Having a sibling in health care was a blessing and a curse for Miko McDowell. She admired her older sister for her work as an ICU nurse, but as a fiercely independent person, Miko knew it was important for her to find her own calling.
“I spent a long time running from the nursing profession,” says Miko. “I wanted to do something where I could use my skills and my personality, and I loved the personal aspect of caring for patients. But I wanted to do it in a way that was different from my sister.”
Doing things her way
Miko found that through Health Occupations Students of America (HOSA), a program at her high school that exposes youth to health care careers. Emergency medicine, surgery, physical therapy, nursing — Miko got a front-row seat to it all. One semester, she even got to pull on scrubs and go into the hospital to observe the professionals in action. That was all it took.
“I saw the nurses doing everything I wanted to do in terms of hands-on care,” Miko says. “They were able to care for patients in a way I hadn’t seen any other professionals do. Seeing that early on was such a blessing. Most high school students don’t get that opportunity.”

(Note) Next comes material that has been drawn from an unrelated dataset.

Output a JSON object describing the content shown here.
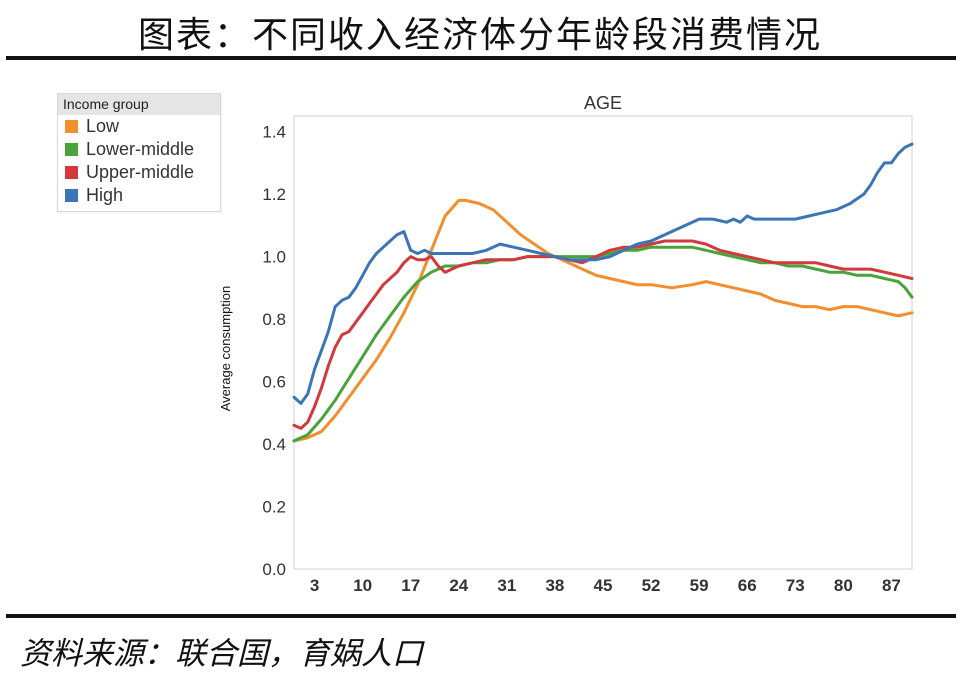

As Miko enters senior year, she’s already got hands-on experience of her own. She works as a patient care assistant at Baptist Memorial Hospital (Baptist East) on a med-surg/telemetry unit. She does hourly rounds, ensures patients are positioned correctly and not in pain, helps them if they need to go to the bathroom, and changes their linens. It’s been excellent preparation for daily patient care, Miko says, especially this year.

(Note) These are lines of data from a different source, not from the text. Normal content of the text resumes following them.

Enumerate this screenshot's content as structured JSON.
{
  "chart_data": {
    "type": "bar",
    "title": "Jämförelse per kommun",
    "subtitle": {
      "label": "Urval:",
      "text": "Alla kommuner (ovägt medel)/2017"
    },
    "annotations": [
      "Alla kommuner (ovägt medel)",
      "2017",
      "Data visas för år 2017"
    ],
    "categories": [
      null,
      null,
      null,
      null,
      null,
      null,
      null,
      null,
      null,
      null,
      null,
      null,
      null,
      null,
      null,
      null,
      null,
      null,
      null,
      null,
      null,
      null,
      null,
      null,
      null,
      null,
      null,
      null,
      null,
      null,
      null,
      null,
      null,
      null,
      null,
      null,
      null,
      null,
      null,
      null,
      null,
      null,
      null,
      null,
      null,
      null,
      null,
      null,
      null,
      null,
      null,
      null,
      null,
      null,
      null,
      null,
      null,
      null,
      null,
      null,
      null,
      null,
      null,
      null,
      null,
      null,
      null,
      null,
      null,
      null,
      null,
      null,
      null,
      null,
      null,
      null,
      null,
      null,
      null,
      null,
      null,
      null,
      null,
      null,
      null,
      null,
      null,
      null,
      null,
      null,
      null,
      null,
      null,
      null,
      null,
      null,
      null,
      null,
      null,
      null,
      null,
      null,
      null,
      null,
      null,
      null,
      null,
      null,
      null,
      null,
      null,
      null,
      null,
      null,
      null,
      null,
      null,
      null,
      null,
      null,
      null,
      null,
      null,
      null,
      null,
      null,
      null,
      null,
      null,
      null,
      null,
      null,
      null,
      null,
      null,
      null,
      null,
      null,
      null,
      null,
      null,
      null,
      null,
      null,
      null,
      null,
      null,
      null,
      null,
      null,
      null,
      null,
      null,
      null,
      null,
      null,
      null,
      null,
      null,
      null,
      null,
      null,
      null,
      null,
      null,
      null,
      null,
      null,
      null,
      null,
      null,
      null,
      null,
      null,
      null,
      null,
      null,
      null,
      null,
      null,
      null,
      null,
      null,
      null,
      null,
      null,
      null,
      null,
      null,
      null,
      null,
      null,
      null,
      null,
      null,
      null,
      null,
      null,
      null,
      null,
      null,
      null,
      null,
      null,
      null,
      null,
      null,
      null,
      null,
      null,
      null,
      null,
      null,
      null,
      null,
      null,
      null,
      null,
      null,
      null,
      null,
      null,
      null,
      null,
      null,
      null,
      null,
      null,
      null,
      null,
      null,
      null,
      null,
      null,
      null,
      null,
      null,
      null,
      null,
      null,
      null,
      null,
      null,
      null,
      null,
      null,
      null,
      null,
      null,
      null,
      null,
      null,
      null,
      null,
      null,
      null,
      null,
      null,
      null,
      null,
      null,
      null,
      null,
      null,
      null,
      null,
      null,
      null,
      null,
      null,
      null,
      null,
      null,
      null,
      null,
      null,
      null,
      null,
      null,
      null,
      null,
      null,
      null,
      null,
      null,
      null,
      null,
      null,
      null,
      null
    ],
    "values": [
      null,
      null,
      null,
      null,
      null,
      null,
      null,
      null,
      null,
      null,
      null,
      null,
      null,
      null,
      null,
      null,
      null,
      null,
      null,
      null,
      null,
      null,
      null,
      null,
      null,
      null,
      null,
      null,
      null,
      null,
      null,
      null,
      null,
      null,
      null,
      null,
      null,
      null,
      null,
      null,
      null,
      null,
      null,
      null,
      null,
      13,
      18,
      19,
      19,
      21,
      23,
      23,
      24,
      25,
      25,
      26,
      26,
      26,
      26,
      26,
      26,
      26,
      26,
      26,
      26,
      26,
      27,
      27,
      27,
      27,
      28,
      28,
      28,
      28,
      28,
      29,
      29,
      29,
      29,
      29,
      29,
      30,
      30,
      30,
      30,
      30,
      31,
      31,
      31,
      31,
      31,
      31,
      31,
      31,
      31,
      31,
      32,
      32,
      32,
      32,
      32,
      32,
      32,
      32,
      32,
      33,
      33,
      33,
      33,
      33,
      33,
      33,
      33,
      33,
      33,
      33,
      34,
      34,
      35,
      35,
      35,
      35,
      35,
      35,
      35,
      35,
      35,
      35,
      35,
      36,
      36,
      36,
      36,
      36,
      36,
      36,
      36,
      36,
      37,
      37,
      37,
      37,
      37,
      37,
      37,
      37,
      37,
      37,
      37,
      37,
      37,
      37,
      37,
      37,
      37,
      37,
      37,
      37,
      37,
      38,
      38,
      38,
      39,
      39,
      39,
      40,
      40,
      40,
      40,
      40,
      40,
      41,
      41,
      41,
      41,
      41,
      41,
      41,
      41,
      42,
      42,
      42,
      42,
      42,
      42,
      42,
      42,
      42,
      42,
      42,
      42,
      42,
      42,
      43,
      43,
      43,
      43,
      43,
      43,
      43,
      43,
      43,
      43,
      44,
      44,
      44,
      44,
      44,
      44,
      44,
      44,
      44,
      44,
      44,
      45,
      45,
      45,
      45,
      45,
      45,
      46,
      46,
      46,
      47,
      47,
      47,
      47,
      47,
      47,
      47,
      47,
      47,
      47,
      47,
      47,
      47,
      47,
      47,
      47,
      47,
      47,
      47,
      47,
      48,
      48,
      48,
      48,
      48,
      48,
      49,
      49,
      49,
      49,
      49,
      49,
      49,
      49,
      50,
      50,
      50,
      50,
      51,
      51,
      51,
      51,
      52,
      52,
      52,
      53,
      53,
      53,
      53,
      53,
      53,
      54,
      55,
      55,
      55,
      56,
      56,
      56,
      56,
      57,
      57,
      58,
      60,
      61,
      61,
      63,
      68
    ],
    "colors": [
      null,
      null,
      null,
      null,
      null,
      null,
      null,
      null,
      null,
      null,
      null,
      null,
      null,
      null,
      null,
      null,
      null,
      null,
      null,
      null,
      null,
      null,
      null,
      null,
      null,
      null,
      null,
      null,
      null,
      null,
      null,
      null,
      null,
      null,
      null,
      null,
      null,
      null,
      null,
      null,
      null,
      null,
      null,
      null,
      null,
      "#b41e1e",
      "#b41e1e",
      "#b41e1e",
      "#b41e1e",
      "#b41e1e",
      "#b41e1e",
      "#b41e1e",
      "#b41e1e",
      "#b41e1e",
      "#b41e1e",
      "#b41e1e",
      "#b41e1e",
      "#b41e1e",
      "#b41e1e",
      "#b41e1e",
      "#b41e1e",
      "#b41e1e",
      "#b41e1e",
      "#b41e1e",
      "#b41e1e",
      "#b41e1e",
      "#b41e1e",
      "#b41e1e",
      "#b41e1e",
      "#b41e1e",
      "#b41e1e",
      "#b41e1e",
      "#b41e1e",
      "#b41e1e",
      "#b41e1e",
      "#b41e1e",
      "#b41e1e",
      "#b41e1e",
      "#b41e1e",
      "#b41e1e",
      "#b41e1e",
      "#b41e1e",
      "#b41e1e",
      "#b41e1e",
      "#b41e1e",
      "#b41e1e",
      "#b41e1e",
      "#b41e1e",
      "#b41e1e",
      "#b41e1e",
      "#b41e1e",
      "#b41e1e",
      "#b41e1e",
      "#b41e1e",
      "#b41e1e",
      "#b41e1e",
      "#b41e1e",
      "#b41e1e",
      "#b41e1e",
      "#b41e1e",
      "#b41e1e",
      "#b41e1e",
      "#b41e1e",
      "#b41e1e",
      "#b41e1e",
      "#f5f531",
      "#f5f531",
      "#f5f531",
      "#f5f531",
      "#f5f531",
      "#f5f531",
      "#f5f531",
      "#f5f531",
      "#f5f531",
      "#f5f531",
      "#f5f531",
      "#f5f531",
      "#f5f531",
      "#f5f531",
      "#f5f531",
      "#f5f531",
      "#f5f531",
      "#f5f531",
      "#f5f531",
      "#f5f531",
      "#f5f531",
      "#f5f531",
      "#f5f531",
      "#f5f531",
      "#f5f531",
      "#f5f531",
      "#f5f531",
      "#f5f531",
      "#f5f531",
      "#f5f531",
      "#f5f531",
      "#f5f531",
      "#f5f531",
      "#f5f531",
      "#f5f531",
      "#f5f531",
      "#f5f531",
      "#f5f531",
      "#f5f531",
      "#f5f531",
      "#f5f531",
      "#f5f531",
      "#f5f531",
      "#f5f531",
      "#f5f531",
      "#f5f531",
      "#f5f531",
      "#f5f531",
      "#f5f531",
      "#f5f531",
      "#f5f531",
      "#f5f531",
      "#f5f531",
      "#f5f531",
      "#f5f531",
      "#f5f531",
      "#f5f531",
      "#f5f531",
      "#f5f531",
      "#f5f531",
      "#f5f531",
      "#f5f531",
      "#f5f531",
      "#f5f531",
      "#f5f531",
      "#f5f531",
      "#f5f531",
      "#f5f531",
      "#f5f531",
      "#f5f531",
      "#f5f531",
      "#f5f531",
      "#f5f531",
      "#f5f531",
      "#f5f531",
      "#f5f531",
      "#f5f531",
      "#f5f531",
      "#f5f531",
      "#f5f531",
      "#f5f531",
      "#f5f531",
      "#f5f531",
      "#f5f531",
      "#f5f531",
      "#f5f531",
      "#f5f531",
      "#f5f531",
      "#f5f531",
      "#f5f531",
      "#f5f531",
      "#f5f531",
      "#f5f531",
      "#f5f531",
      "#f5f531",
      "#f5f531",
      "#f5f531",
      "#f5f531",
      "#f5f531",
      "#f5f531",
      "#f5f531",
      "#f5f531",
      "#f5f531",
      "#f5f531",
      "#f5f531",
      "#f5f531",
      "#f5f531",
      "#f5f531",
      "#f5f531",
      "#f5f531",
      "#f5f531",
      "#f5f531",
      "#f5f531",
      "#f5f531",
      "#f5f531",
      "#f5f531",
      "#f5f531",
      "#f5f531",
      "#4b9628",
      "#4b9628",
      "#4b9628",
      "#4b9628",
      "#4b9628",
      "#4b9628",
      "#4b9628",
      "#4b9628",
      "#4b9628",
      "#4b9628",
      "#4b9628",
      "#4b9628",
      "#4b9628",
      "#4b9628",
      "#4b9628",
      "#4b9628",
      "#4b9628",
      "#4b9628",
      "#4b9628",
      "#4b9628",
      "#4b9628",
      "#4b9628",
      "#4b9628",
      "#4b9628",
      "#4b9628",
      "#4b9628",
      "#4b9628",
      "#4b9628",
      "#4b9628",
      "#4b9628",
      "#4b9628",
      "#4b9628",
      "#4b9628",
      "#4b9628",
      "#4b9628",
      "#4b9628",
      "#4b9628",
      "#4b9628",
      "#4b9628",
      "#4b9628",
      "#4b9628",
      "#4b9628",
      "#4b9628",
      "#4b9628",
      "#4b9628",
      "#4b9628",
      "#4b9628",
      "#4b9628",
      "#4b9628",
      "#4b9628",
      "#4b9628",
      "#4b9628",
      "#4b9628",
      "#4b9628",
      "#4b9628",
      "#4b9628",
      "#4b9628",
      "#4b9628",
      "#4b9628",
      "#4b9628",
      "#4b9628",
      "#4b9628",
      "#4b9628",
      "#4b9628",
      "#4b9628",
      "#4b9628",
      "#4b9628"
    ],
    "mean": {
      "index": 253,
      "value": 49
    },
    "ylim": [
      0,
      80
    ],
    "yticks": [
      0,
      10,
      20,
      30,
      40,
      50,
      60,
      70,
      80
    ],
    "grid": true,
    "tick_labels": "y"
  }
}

“I started in June 2020, right in the middle of the pandemic, which has been really interesting and challenging,” she says. “My unit quickly turned into a COVID unit, so I learned all about personal protective equipment (PPE) and focusing on fewer patients with specific needs. I definitely got a lot more experience than I was expecting during that time!”
Overall, med-surg has been a good fit for Miko because it’s helped her build the foundational skills she’ll need as a nurse. Over the summer, she’s continued to build her leadership skills as a counselor at a camp in East Tennessee run by her youth pastor. It’s important to Miko that, wherever her nursing career takes her, she’s able to feed all of her interests.
“Ultimately I realize that nursing really does encompass every passion I have,” she says. “If I want to work with children, I can do that. If I want to go into the mission field, I can do that. If I want to teach, I can become a professor. Nursing gives me every option I want in life. I’m glad I didn’t let the fact that my sister walked this path before me change my plans.”
Support along the way
For Miko, family will always be a driving force in how she lives her life. She has two sisters — one older, one younger — who she could not be closer to despite coming together in Memphis from the other side of the world.
“My sisters and I were all adopted from different geographic regions in China. We’re not biologically related, but we definitely act like we are!” Miko says, laughing. “Our friends are always saying, ‘Y’all have such similar facial expressions or mannerisms. Are you sure you’re not blood related?’ So, that’s kind of cool to see.”
Miko is grateful to have the support of her family as she enters the final phase of her undergraduate education, and for the financial support she’s getting from the BlueCross Power of We Scholarship.
“It is a lifesaver, a lifeline, a life-changer! It means I don’t have to work as much during the semester, so I can focus on school. And it also gives me the freedom to do things like volunteer at a vaccine clinic, which helps me gain experience in other fields that I wouldn’t get through school.
“It has always been my prayer for God to provide financially, emotionally, spiritually and even academically. Lately, my prayer has been for him to provide financially, and I know the BlueCross Power of We Scholarship is how he’s doing it. I could not be more excited or more grateful going into my senior year, and I can’t wait to see what the future holds.”
About the BlueCross Power of We Scholarship
- Each year, the BlueCross BlueShield of Tennessee Foundation awards $10,000 scholarships to minority students pursuing degrees in health care.
- Recipients are chosen in collaboration with the National Association of Health Services Executives (NAHSE) – Memphis Chapter.
- The goal of these scholarships is to help reduce health disparities by improving diversity in the state’s health care workforce and combating systemic racism and injustice.
- Since 2013, the foundation has awarded $285,000 to students leading the charge.
- This year, the BlueCross Foundation awarded 6 scholarships to students across the state.